Pourriez-vous nous expliquer ce qu’est un Fab-Lab

Yann Le Pollotec : A l’origine, c’est une usinette de quartier dont le principe est de donner à tous, gratuitement, l’accès à des machines-outils et de conception. Le principe est de faire soi-même (Do it Yourself – DiY). Le tout dans une démarche ouverte, de réseaux coopératifs, où l’éducation se fait par les paires. Tout ce qui fait le savoir-faire est partagé. On est vraiment dans de la valeur d’usage, plutôt que de la valeur d’échange.
On applique à du matériel, la manière de produire les choses du logiciel libre.
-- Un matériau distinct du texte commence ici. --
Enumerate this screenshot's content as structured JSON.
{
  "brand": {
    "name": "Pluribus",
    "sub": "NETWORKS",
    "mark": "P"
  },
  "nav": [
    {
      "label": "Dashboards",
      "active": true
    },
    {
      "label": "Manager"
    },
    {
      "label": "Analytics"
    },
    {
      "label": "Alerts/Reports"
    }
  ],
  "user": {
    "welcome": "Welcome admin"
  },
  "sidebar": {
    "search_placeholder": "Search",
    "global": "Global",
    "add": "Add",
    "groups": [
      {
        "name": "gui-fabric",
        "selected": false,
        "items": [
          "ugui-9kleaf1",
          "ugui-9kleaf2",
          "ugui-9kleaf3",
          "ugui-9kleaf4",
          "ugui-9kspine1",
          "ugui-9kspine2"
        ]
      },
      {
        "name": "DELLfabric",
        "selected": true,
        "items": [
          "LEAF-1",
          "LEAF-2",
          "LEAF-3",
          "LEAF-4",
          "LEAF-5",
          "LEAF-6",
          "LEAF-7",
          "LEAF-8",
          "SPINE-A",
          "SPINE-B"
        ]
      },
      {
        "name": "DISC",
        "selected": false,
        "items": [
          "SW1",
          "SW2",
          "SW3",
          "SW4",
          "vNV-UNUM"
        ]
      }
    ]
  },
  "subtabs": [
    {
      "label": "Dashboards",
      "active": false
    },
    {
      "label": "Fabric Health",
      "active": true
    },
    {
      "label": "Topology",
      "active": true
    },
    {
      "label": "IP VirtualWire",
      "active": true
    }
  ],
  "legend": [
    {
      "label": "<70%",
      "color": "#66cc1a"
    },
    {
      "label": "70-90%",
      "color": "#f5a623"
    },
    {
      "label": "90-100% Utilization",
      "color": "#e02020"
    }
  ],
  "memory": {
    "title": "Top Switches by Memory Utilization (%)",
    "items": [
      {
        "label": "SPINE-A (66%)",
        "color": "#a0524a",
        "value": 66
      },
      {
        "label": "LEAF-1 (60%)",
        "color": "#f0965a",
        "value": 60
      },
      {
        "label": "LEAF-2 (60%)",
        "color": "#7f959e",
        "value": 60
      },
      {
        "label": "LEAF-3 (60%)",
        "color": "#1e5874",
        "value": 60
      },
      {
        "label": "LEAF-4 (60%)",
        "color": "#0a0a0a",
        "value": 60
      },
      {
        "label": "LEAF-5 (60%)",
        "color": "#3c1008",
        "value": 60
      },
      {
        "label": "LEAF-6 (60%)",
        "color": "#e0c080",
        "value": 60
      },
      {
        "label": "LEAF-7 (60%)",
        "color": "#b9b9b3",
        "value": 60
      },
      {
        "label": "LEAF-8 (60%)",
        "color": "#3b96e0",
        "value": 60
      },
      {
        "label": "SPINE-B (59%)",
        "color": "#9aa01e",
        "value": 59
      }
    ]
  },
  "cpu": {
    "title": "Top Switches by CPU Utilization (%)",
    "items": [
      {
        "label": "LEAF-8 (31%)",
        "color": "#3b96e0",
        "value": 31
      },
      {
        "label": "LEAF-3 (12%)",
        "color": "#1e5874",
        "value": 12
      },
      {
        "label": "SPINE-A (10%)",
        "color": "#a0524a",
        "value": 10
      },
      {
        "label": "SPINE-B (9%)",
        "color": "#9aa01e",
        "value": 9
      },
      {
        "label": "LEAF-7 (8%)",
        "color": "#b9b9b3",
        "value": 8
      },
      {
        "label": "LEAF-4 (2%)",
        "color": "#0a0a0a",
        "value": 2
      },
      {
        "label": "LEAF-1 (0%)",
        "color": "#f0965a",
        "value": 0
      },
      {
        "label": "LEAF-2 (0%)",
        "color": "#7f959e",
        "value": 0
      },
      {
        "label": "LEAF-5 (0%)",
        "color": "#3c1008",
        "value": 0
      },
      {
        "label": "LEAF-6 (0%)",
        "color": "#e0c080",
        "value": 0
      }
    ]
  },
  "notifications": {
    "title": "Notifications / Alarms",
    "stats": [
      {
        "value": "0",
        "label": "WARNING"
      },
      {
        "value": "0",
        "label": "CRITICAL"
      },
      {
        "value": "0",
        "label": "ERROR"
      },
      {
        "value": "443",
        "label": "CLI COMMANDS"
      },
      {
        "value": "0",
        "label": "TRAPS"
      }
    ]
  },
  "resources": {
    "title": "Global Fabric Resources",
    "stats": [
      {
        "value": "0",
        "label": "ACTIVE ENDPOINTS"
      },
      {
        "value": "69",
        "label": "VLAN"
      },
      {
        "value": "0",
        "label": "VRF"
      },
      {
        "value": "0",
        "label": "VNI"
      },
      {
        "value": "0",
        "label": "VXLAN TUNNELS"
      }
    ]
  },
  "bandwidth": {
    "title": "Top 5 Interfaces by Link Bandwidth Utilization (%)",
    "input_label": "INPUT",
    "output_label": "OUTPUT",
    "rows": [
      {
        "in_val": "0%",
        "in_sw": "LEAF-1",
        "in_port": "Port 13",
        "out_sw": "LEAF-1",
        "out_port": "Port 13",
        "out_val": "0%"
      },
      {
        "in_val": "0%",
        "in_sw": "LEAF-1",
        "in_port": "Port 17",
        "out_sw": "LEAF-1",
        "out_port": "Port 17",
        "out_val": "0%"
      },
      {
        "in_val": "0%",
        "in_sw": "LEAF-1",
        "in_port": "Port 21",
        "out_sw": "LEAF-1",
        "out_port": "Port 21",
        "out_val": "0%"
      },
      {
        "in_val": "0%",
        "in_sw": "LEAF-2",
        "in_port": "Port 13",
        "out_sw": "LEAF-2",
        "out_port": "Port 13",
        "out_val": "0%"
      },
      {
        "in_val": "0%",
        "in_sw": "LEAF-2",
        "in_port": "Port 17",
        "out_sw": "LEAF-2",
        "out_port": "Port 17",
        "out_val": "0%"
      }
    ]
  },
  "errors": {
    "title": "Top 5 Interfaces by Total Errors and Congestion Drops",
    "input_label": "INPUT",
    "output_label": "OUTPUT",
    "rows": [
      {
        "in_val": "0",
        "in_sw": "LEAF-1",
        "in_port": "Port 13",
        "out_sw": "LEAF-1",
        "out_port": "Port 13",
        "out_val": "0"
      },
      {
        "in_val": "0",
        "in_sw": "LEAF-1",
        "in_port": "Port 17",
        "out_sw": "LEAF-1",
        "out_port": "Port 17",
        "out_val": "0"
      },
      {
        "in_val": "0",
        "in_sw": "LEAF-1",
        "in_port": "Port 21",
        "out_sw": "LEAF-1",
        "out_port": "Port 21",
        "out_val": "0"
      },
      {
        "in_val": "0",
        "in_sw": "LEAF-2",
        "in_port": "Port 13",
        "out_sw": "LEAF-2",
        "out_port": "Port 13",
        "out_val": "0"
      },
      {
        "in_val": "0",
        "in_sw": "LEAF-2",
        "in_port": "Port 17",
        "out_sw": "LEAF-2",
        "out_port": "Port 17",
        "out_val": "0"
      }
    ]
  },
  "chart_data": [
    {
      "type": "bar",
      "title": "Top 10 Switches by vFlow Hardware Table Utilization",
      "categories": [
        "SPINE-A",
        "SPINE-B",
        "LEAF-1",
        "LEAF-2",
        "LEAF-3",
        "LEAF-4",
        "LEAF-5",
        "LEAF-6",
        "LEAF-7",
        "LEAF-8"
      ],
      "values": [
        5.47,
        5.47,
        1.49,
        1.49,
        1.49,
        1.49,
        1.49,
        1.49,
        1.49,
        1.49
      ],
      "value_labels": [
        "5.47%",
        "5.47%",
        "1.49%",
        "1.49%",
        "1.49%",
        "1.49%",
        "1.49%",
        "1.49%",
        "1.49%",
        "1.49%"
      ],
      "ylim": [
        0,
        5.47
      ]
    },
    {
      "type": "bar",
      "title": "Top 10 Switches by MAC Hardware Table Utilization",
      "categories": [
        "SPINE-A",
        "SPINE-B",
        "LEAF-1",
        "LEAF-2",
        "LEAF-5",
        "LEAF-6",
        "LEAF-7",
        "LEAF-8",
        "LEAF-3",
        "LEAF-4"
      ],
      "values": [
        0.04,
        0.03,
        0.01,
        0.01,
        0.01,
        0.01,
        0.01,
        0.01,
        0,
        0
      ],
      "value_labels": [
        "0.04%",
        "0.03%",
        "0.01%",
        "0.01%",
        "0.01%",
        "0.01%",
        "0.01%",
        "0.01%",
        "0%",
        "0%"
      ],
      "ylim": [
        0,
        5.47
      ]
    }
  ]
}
On crée, plutôt que consommer. Les produits créés sont en circuits courts, sans obsolescence programmée, et tout est recyclable. Enfin il n’y a pas de production de masse, pas d’uniformisation. Ca c’est un peu  la « charte » des Fab-Labs. Aujourd’hui, ces endroits sont aussi des vecteurs de ré-industrialisation par le bas. De bons moyens de renouer avec une culture de la production et de la technique ; c’est une réappropriation des savoir-faire, donc un facteur d’émancipation.

Plus concrètement, que va apporter un Fab-Lab au Blanc-Mesnil ?

Déjà, cela nous permettra de créer du lien social, de la démocratie locale. On veut aussi créer une mixité générationnelle pour permettre la transmission du savoir. Le Blanc-Mesnil a des atouts : une jeunesse nombreuse et une forte culture et histoire ouvrière. Le Fab-Lab sera le lieu de rassemblement où se fera la transmission de la maitrise technique et de la production. Et puis pouvoir fabriquer des choses gratuitement peut répondre à un besoin social, surtout en cette période de crise.
Le Fab-Lab devrait être aussi un facteur de développement local, en associant notamment les petites entreprises de la ville et la future résidence universitaire. La coopération et l’appropriation sociale de la technologie pourra profiter à notre réseau de PME.
Enfin on croit qu’un Fab-Lab au Blanc-Mesnil pourra aussi bénéficier à la ville de Debré Berhan, en, Ethiopie, avec qui on est jumelé. Pour comprendre l’intérêt, je donne toujours l’exemple d’un Fab-Lab à Amsterdam qui a développé et créé des prothèses de jambes à base de bambou d’un coût de production de 10 dollars, alors qu’une prothèse occidentale se vend 40 000 dollars.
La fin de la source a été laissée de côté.